After Divorce-the Modification of Child Support


One and done? You got divorced, and the court ordered child support. No problem, right? That’s not always the case in a divorce. Sometimes you need to ask the court to change a child support order. The court must find that there has been a substantial change in circumstance and that the modification in child support is in the child(ren)’s best interest. In this post, I will discuss how to modify child support.

Step 1: Filing out your paperwork

Let’s go over what needs to be on your petition or form for child support modification. Next, I will go over these items in more detail.

Your petition must include:

  • Your full legal name
  • The date of your divorce order or paternity order.
  • A copy of your divorce order.
  • A list of any previous modification orders.
  • The current amount of child support you and the other parent is paying.
  • What substantial change in circumstances requires a modification of child support.
  • How much more or less to change the child support you want?
  • Secondly, you must also explain how the change in child support is in the best interest of the child.
  • Your signature.

Additional forms that must you include:

Making your case for modification of child support

How do I complete my form?

Lawyers like me have to file lawsuits online. If you don’t have a lawyer, you can file documents and evidence by mail or online. In the same fashion, if you choose online, you must do everything in your case online until the end. You will have to tell the court what your is your email. This form is the Designation of Current Mailing and E-mail Address. (Opens PDF, 694K). Moreover, you msut put your e-mail address on all the paperwork you sign in the case.
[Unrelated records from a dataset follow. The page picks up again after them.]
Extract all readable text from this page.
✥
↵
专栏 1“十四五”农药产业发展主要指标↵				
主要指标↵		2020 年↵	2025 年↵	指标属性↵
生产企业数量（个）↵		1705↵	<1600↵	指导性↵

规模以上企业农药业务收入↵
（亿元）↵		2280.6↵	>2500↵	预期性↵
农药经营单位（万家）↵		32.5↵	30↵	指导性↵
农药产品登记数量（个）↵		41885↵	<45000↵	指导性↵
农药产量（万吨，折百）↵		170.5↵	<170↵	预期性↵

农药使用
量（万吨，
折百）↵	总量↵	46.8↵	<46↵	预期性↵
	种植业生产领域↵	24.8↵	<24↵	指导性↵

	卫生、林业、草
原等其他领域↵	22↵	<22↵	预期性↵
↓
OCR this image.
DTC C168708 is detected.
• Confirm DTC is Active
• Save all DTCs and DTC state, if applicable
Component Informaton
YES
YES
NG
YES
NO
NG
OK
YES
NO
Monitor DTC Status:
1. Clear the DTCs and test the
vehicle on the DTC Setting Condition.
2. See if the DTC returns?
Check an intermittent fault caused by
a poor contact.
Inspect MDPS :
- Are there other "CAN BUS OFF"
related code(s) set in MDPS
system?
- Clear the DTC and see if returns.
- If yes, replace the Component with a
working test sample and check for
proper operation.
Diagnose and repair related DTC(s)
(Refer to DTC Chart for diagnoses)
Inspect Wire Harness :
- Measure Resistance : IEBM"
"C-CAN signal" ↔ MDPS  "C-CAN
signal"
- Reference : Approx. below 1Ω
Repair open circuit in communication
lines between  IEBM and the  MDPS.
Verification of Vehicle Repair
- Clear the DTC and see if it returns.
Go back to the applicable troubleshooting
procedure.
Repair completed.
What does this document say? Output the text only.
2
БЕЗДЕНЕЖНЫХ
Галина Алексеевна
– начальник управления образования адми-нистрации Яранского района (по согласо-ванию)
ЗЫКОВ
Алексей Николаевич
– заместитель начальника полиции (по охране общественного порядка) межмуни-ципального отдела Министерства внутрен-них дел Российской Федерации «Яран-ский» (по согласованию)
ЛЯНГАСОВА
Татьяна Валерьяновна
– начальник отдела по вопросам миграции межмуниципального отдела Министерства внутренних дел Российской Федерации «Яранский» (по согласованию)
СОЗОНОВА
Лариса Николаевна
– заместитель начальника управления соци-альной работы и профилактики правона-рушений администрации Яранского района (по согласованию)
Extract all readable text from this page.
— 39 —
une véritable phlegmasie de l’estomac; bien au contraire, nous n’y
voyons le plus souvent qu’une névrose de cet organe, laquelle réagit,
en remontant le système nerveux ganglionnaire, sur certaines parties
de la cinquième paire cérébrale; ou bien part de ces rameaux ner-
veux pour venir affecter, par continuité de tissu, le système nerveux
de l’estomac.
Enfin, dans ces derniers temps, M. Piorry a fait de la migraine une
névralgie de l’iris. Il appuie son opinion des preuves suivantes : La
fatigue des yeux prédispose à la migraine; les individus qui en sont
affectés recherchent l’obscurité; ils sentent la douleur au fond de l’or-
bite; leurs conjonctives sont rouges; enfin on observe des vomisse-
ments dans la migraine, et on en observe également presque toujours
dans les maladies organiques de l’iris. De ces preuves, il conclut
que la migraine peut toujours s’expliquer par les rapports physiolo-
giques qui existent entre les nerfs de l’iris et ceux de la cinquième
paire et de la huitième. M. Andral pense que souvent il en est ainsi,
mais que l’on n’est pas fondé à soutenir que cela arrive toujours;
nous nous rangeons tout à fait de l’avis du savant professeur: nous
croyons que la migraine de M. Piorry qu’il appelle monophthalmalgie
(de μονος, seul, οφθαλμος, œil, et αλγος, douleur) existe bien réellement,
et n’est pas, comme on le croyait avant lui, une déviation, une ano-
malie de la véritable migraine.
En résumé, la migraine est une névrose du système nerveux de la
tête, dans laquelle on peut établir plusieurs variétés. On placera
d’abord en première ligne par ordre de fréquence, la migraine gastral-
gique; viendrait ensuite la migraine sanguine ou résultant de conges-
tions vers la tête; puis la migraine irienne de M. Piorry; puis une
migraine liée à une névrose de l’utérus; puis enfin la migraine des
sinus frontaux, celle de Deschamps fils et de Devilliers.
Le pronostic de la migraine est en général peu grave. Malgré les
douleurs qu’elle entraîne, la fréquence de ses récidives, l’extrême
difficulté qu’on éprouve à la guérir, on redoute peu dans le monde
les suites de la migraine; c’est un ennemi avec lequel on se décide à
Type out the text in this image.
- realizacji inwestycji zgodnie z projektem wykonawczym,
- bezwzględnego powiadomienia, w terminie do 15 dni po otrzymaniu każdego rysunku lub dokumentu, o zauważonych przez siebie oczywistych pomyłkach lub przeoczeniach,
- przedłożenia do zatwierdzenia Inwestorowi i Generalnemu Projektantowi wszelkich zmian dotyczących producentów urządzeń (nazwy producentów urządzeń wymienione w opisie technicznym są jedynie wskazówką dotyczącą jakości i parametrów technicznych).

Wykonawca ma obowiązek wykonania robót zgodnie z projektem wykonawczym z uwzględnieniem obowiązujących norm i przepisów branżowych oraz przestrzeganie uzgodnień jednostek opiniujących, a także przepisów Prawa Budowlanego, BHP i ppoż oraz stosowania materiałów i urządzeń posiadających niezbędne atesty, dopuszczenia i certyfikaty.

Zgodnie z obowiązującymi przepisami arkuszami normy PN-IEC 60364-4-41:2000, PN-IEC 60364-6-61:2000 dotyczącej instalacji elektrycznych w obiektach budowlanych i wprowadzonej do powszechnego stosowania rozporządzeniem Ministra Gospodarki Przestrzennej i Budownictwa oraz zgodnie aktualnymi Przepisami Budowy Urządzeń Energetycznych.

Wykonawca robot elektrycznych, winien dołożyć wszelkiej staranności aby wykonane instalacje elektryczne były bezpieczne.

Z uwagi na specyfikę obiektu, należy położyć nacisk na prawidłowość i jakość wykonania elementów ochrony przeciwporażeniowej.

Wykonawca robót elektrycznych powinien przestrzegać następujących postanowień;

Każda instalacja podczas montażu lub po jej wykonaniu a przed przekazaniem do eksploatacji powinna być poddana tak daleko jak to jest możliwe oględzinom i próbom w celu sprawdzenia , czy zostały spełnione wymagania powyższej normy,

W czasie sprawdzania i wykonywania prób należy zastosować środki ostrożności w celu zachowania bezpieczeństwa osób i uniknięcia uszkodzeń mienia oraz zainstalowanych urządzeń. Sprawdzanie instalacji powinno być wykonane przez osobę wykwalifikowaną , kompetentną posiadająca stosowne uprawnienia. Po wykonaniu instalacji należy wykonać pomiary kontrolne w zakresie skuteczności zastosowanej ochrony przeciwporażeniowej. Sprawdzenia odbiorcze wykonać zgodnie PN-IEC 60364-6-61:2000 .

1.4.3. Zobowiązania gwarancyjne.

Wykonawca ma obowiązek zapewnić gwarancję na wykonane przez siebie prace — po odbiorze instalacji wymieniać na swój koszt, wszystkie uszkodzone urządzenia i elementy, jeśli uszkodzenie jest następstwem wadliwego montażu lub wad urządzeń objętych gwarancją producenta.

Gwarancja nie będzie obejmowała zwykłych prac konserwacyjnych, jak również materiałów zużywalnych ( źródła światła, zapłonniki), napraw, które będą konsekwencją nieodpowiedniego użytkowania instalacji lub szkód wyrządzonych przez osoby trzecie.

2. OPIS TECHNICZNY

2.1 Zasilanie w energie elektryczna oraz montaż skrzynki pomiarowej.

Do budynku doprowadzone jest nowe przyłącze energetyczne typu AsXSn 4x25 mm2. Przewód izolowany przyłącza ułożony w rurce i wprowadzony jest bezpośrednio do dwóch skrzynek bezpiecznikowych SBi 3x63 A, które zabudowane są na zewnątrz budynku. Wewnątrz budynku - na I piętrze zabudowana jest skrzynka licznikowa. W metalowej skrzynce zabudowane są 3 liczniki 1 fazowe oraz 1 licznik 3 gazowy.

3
Notifying the other party (mom or dad)

As you probably know, after you file your petition in court, you have to notify the other parent of your modification request. If you know where they live, you should use personal service. and hire a certified process server to give them a copy of the petition. Can’t locate the other parent? Constructive service if you don’t know where they live. For more on constructive service, see the Florida Statute.

The other party has twenty calendar days to answer.

What is a substantial change in circumstances?

According to the Florida Department of Revenues Child Support Page, a change in circumstances can mean the following:

“The parent seeking to change (or modify) a support order has the burden to prove a change in circumstances. Before an order can be changed, a parent’s change in circumstances must be substantial, permanent, and involuntary.

If it has been less than three years since the support order was issued, reviewed, or changed, a substantial change means that the change in circumstances would cause a change in the order amount that is at least 15 percent but not less than $50. If it has been more than three years since the support order was issued, reviewed, or changed, a change in circumstances means the change would cause a change in the order amount of at least 10 percent but not less than $25.

A permanent change in circumstances depends on the specific facts of the case. In most cases, to prove a permanent change, one must show the change has lasted for six months or more. Temporary or short-term changes are not enough to prove a lasting, permanent change. For example, a loss of employment is not permanent if you expect to find a new job . In some cases, a parent may be able to prove a permanent change right away; for example, a severe, life-changing injury or illness or retirement at the normal retirement age.

An involuntary change comes about through no fault of the parent, like an extended illness or employment layoff. A voluntary change is a result of the parent’s own choices. A voluntary change does not meet the standard for a support order to be changed. Examples of voluntary changes include quitting a job, being terminated for reasons within the parent’s control, taking a lower-paying job, or engaging in criminal conduct that results in incarceration.”

What is the best interest of the child?

In addition, the court must find that the change in child support is in the best interest of the child. According to the Florida Law

“Determination of the best interests of the child shall be made by evaluating all of the factors affecting the welfare and interests of the particular minor child and the circumstances of that family,”

Florida Statutes 61.13.

There is a list of the factors that a court can look at to determine the best interests of the child.

Possible case outcomes

Also, there are three possible “next steps” once you file your petition.


If there is no answer in 20 days, this is a default. Then you can file a motion for default. You will be able to schedule a final hearing and the court will usually grant your petition.

If a defendant in a lawsuit fails to respond to a complaint in the time set by law (commonly 20 or 30 days), then the plaintiff (suer) can request that the default (failure) be entered into the court record by the clerk, which gives the plaintiff the right to get a default judgment…


If the respondent files an answer and doesn’t default and agrees with everything in your modification of the child support petition or an answer and waiver, then you can schedule a final hearing.


If the other party files an answer that contradicts any of the facts in your petition and you can come to an agreement, then you will have to file a notice for trial. The court will have a trial to decide the contested issue in this case changing child support. Both you and the other parent will have to file additional paperwork and make certain disclosures. What you have to do to prepare for trial depends on the facts of your case and what court your case is in. Some courts require mediation before setting a trial date, for instance.


In order to achieve success and have the court modify child support, you must do the following. First, you must prove that there is a substantial change in circumstances. Second, you must prove that it is in the best interests of the child. If the other parent fails to answer your petition, you can get a default judgment. Otherwise, if they answer they can either agree to the change or contest and you will have to go to trial.